In Montana, the legal term for child custody is “Parenting”. Montana courts will decide the issue of parenting based upon the best interests of the child. The court will consider several factors, including:
- The wishes of the parents
- The need of the child for a frequent and meaningful relationship with both parents
- The interaction and interrelationship of the child with parents and any siblings
- The wishes of the child
Each parent is required to submit to the court, in good faith, a proposed final parenting plan which must be incorporated into any final or amended decree, setting forth arrangements regarding such issues as custody, visitation and residential time for each child that the party believes to be in the best interests of the child. When preparing this parenting plan, keep in mind that the courts are looking for what is best for the child, not what is best for you.
No preference will be given to either parent based on the parent’s age, sex or financial status, or the age or sex of the child.
The court may order you to attend an educational program concerning the effects of divorce on children, if it is determined to be in the best interest of the child.
Unless a parent has been denied custody or visitation rights, both parents shall have equal access to records and information pertaining to a minor child, including but not limited to: medical, dental, and school records.
In a proceeding for dissolution of marriage or legal separation, the court may order either or both parties to pay a reasonable amount necessary for the support of a child of the marriage. Some of the factors the court will consider in determining the amount of child support include:
- The financial needs and resources of the child
- The financial resources and needs of the parents
- The standard of living the child would have enjoyed had the marriage not ended
The Montana legislature has established child support guidelines, which establish the presumptive correct amount of child support.

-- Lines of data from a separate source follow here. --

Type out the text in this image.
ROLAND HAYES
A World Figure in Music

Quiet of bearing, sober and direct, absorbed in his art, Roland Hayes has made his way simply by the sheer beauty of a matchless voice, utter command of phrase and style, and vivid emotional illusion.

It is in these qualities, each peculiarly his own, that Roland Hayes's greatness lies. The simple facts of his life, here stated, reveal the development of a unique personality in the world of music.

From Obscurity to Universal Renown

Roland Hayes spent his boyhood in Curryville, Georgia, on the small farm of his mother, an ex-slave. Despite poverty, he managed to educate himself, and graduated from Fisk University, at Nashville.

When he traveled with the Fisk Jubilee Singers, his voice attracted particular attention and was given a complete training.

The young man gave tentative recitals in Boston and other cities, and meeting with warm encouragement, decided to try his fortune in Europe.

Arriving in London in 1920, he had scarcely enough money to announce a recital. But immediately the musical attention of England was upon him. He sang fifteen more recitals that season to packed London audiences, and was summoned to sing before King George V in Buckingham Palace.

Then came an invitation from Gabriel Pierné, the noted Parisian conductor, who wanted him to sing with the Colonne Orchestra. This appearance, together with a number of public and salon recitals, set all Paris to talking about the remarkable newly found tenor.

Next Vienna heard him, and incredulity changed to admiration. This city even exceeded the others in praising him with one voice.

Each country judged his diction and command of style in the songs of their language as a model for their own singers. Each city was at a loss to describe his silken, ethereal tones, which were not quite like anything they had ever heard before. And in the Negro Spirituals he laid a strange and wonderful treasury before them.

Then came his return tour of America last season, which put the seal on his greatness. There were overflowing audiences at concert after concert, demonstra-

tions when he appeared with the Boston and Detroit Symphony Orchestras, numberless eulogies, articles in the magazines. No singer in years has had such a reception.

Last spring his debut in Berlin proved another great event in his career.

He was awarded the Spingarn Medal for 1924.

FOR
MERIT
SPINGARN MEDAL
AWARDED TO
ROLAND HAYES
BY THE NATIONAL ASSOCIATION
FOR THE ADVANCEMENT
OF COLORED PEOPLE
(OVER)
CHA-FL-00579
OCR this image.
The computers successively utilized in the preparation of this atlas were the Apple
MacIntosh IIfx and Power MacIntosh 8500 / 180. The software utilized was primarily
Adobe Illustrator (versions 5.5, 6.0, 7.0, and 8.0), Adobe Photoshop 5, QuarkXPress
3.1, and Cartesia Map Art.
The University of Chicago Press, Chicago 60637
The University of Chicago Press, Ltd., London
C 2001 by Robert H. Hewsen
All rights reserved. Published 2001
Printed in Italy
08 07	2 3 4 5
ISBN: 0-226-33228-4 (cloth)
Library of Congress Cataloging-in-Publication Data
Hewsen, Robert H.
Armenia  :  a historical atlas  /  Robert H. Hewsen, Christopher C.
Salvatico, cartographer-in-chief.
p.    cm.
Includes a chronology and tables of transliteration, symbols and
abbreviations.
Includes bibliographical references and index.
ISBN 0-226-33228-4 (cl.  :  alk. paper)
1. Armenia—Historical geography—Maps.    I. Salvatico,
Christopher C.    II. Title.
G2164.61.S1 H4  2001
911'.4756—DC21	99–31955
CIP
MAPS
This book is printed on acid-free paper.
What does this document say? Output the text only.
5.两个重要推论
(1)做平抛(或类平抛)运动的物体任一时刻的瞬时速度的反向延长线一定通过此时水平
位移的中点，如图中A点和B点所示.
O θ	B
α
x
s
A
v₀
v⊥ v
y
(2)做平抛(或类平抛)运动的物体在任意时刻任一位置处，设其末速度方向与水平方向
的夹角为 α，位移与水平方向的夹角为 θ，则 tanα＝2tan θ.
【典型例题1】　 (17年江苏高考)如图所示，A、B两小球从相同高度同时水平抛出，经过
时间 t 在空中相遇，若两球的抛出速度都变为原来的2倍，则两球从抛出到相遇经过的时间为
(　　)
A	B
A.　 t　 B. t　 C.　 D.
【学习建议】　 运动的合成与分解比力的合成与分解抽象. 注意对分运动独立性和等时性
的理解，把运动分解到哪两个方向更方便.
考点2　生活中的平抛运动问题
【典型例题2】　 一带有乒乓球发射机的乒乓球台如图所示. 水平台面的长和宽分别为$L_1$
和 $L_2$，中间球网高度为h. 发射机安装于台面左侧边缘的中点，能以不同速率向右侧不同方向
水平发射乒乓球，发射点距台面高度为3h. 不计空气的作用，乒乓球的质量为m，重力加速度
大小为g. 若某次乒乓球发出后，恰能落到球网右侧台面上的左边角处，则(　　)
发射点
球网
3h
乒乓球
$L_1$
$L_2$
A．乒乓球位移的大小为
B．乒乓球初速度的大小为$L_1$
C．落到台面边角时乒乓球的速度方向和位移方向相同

Deviation from the guidelines requires a specific finding by the court that application of the guidelines would be unjust or inappropriate.
Family Law Mediation
In a dissolution of marriage with children involved, if there exists any problems in coming to an agreement regarding the children, the court may at any time require you and your spouse to participate in mediation. The purpose of mediation is to reduce the animosity that may exist between the parties and to develop an agreement that is supportive of the best interests of the child involved in the proceeding. The mediator shall attempt to effect a settlement of the parenting, child support, parental contact with the child, maintenance, or property settlement dispute.